Justice of the High Court Division of Bangladesh
- In office 1984–2024

Personal details
- Born: April 7, 1957 (age 69)
- Alma mater: University of Dhaka
- Profession: Judge

= Moinul Islam Chowdhury =

Bangladeshi Judge

Md. Moinul Islam Chowdhury is a retired justice of the High Court Division of Bangladesh Supreme Court. He was appointed Chairman of the National Human Rights Commission of Bangladesh in February 2026.

== Early life ==
Chowdhury was born on 7 April 1957. He completed his bachelor's in law and another in art from the University of Dhaka. He completed his master's in history from the University of Dhaka. He completed another law degree from the University of Essex and joined the Lincoln's Inn.

== Career ==

Chowdhury started his legal practice in 1984 at the Dhaka Court.

In 1986, Chowdhury became a lawyer on the High Court Division.
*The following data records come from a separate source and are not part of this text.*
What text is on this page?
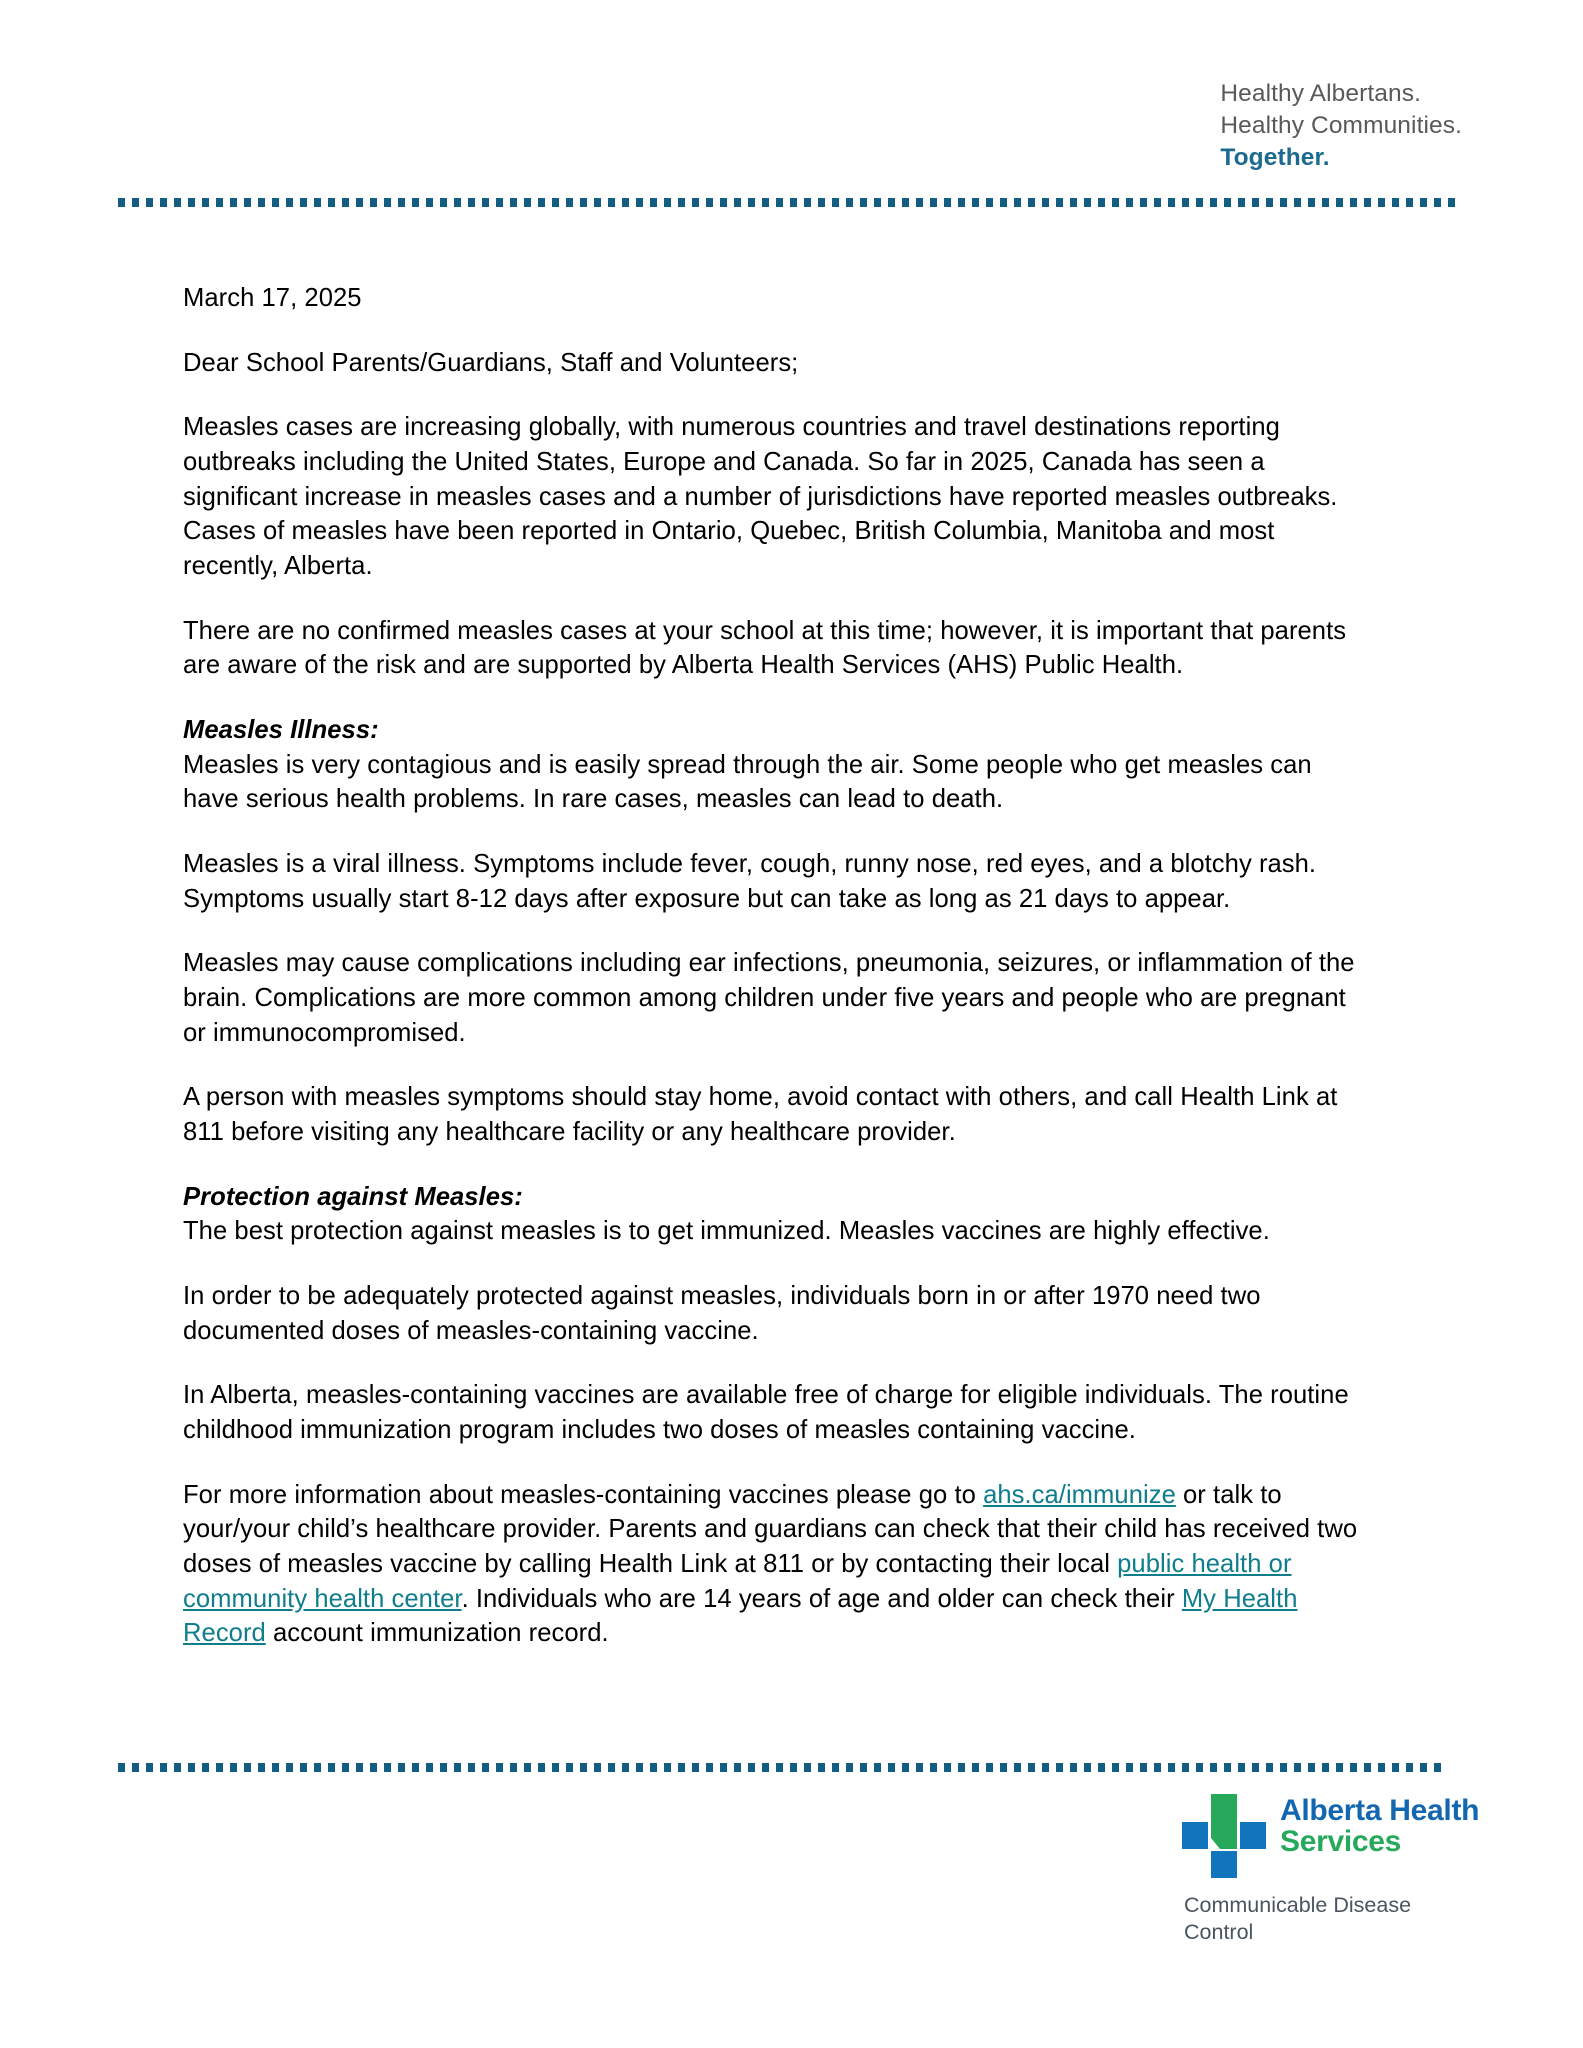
Healthy Albertans.
Healthy Communities.
Together.

March 17, 2025

Dear School Parents/Guardians, Staff and Volunteers;

Measles cases are increasing globally, with numerous countries and travel destinations reporting outbreaks including the United States, Europe and Canada. So far in 2025, Canada has seen a significant increase in measles cases and a number of jurisdictions have reported measles outbreaks. Cases of measles have been reported in Ontario, Quebec, British Columbia, Manitoba and most recently, Alberta.

There are no confirmed measles cases at your school at this time; however, it is important that parents are aware of the risk and are supported by Alberta Health Services (AHS) Public Health.

Measles Illness:

Measles is very contagious and is easily spread through the air. Some people who get measles can have serious health problems. In rare cases, measles can lead to death.

Measles is a viral illness. Symptoms include fever, cough, runny nose, red eyes, and a blotchy rash. Symptoms usually start 8-12 days after exposure but can take as long as 21 days to appear.

Measles may cause complications including ear infections, pneumonia, seizures, or inflammation of the brain. Complications are more common among children under five years and people who are pregnant or immunocompromised.

A person with measles symptoms should stay home, avoid contact with others, and call Health Link at 811 before visiting any healthcare facility or any healthcare provider.

Protection against Measles:

The best protection against measles is to get immunized. Measles vaccines are highly effective.

In order to be adequately protected against measles, individuals born in or after 1970 need two documented doses of measles-containing vaccine.

In Alberta, measles-containing vaccines are available free of charge for eligible individuals. The routine childhood immunization program includes two doses of measles containing vaccine.

For more information about measles-containing vaccines please go to ahs.ca/immunize or talk to your/your child’s healthcare provider. Parents and guardians can check that their child has received two doses of measles vaccine by calling Health Link at 811 or by contacting their local public health or community health center. Individuals who are 14 years of age and older can check their My Health Record account immunization record.

Alberta Health
Services
Communicable Disease
Control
Chowdhury started practicing in the highest court of the country, the Appellate Division of Bangladesh Supreme Court, in 2002.

On 30 June 2009, Chowdhury was appointed an additional judge on the High Court Division and on 6 June 2011 his appointed to the court was made permanent.

In April 2013, Chowdhury and Justice Kazi Md Ejarul Haque Akondo convicted Dr Miah Mohiuddin in the case of the murder of S Taher Ahmed.

In April 2015, the corruption case against Zubaida Rahman, wife of Tareque Rahman, reached Chowdhury and Justice JBM Hassan's docket. The corruption case was filed on 26 September 2007 by the Anti Corruption Commission against Tareque Rahman, Zubaida Rahman, and Iqbal Mand Banu. In May, Hossain and Justice JBM Hassan dropped the bail petition of Bangladesh Nationalist Party politician Mirza Abbas. In March 2016, Hossain and Justice JBM Hassan declared the government eviction of stranded Pakistanis in Bangladesh outside of their designated refugee camp legal. It ordered the government to rehabilitate those who had Bangladesh identity papers and were loyal to the country.

On 4 January 2017, Chowdhury and Justice JBM Hassan ordered the investigation into the allegation against AKM Salim Osman of humiliating Shyamal Kanti Bhakta, principal of Piyar Sattar Latif High School in Narayanganj District. Hossain was sued under the Digital Security Act.

In August 2019, Chowdhury and Justice Khizir Hayat denied bail to Moazzem Hossain, a police officer and investigator of the murder of Nusrat Jahan Rafi, recording and releasing the dying statement of the murder victim on social media.

In March 2021, Chowdhury and Justice AKM Zahirul Huq upheld the corruption conviction on Awami League member of parliament Haji Mohammad Salim from April 2008.